Overview
ETL Data Engineer
Skill to Evaluate: ETL, Etl Developer, GCP, Big Data, Bigquery, Kafka, Hive, Data Modeling, Python, Pyspark, SQL
Experience: 5 to 6 Years
Location: Lower Parel, Mumbai (3 Days WFO)
BGV: Education, Address, Employment, Criminal
About the Role
We are looking for a passionate and experienced Data Engineer to join our team and
help build scalable, reliable, and efficient data pipelines on cloud platforms like
Primarily on Google Cloud Platform (GCP) and secondary on Amazon Web
Services (AWS). You will work with cutting-edge technologies to process structured
and unstructured data, enabling data-driven decision-making across the
organization.
Key Responsibilities
Design, develop, and maintain robust data pipelines and ETL/ELT workflows
using PySpark, Python, and SQL.
Build and manage data ingestion and transformation processes from various
sources including Hive, Kafka, and cloud-native services.
Orchestrate workflows using Apache Airflow and ensure timely and reliable
data delivery.
Work with large-scale big data systems to process structured and
unstructured datasets.
Implement data quality checks, monitoring, and alerting mechanisms.
Collaborate with cross-functional teams including data scientists, analysts,
and product managers to understand data requirements.
Optimize data processing for performance, scalability, and cost-efficiency.
Ensure compliance with data governance, security, and privacy standards.
Required Skills & Qualifications
5+ years of experience in data engineering or related roles.
Strong programming skills in Python and PySpark.
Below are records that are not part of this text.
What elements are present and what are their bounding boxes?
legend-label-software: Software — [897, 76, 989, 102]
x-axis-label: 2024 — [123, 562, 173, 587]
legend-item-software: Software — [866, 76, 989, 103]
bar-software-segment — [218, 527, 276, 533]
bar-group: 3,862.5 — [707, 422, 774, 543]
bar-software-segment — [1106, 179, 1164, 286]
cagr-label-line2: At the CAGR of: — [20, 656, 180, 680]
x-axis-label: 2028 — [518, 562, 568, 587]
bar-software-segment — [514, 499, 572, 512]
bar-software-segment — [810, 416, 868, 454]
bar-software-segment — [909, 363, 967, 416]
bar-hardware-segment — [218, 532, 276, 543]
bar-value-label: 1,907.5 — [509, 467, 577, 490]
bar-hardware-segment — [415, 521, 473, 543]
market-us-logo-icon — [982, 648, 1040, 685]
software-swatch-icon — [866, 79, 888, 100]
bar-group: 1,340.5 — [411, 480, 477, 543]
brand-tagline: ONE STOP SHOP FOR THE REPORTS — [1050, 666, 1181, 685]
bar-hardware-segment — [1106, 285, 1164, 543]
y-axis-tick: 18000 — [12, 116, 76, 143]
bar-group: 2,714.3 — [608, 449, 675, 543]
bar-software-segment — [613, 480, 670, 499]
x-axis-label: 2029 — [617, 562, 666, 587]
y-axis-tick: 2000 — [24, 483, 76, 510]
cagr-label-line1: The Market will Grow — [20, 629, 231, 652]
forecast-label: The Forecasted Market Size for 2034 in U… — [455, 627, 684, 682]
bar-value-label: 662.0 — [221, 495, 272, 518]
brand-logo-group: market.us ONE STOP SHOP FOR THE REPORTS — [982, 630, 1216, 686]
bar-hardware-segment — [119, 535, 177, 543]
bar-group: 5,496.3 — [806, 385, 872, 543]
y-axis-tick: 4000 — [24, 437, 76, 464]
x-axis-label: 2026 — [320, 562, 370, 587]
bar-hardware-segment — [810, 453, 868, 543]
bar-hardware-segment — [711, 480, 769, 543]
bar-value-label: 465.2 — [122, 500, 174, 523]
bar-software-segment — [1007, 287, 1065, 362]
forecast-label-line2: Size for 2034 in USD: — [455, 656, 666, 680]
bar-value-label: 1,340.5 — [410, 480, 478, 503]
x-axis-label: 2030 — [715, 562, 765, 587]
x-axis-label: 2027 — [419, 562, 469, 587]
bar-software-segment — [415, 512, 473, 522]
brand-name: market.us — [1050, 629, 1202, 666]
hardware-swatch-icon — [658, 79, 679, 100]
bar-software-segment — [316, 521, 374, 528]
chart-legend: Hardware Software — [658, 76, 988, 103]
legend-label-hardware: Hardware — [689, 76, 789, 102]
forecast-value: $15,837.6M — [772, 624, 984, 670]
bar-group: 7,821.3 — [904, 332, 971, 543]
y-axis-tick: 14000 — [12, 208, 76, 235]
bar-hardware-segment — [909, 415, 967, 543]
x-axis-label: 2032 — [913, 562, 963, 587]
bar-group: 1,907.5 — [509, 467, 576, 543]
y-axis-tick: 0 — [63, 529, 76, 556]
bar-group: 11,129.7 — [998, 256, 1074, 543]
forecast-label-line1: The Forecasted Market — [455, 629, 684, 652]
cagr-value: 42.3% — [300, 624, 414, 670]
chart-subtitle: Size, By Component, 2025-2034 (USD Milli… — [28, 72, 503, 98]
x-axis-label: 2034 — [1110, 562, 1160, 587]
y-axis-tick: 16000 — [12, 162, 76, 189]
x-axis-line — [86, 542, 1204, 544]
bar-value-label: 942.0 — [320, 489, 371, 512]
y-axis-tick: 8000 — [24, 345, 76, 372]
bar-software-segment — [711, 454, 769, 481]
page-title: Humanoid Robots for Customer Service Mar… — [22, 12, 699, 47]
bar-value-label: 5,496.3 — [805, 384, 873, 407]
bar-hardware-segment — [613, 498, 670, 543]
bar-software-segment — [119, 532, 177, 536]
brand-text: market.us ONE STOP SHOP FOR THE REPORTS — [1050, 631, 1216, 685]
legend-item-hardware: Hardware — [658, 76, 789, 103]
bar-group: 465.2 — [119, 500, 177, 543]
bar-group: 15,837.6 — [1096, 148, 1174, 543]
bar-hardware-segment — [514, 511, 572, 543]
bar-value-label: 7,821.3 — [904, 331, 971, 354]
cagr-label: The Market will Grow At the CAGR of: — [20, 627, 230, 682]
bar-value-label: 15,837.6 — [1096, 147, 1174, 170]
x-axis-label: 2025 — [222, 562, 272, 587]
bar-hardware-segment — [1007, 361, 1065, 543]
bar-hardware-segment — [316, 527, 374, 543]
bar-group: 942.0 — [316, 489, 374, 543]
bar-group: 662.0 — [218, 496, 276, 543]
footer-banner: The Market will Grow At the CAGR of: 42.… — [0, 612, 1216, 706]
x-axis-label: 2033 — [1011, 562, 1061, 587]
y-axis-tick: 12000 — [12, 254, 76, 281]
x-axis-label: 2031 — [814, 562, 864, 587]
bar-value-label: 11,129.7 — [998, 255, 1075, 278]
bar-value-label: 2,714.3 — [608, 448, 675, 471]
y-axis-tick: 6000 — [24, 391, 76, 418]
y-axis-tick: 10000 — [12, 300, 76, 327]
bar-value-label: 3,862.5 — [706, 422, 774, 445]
Proficiency in SQL and experience with Hive.
Hands-on experience with Apache Airflow for workflow orchestration.
Experience with Kafka for real-time data streaming.
Solid understanding of big data ecosystems and distributed computing.
Experience with GCP (BigQuery, Dataflow, Dataproc
Ability to work with both structured (e.g., relational databases)
and unstructured (e.g., logs, images, documents) data.
Familiarity with CI/CD tools and version control systems (e.g., Git).
Knowledge of containerization (Docker) and orchestration (Kubernetes).
Exposure to data cataloging and governance tools (e.g., AWS Lake
Formation, Google Data Catalog).
Understanding of data modeling and architecture principles.
Soft Skills
Strong analytical and problem-solving abilities.
Excellent communication and collaboration skills.
Ability to work in Agile/Scrum environments.
Ownership mindset and attention to detail.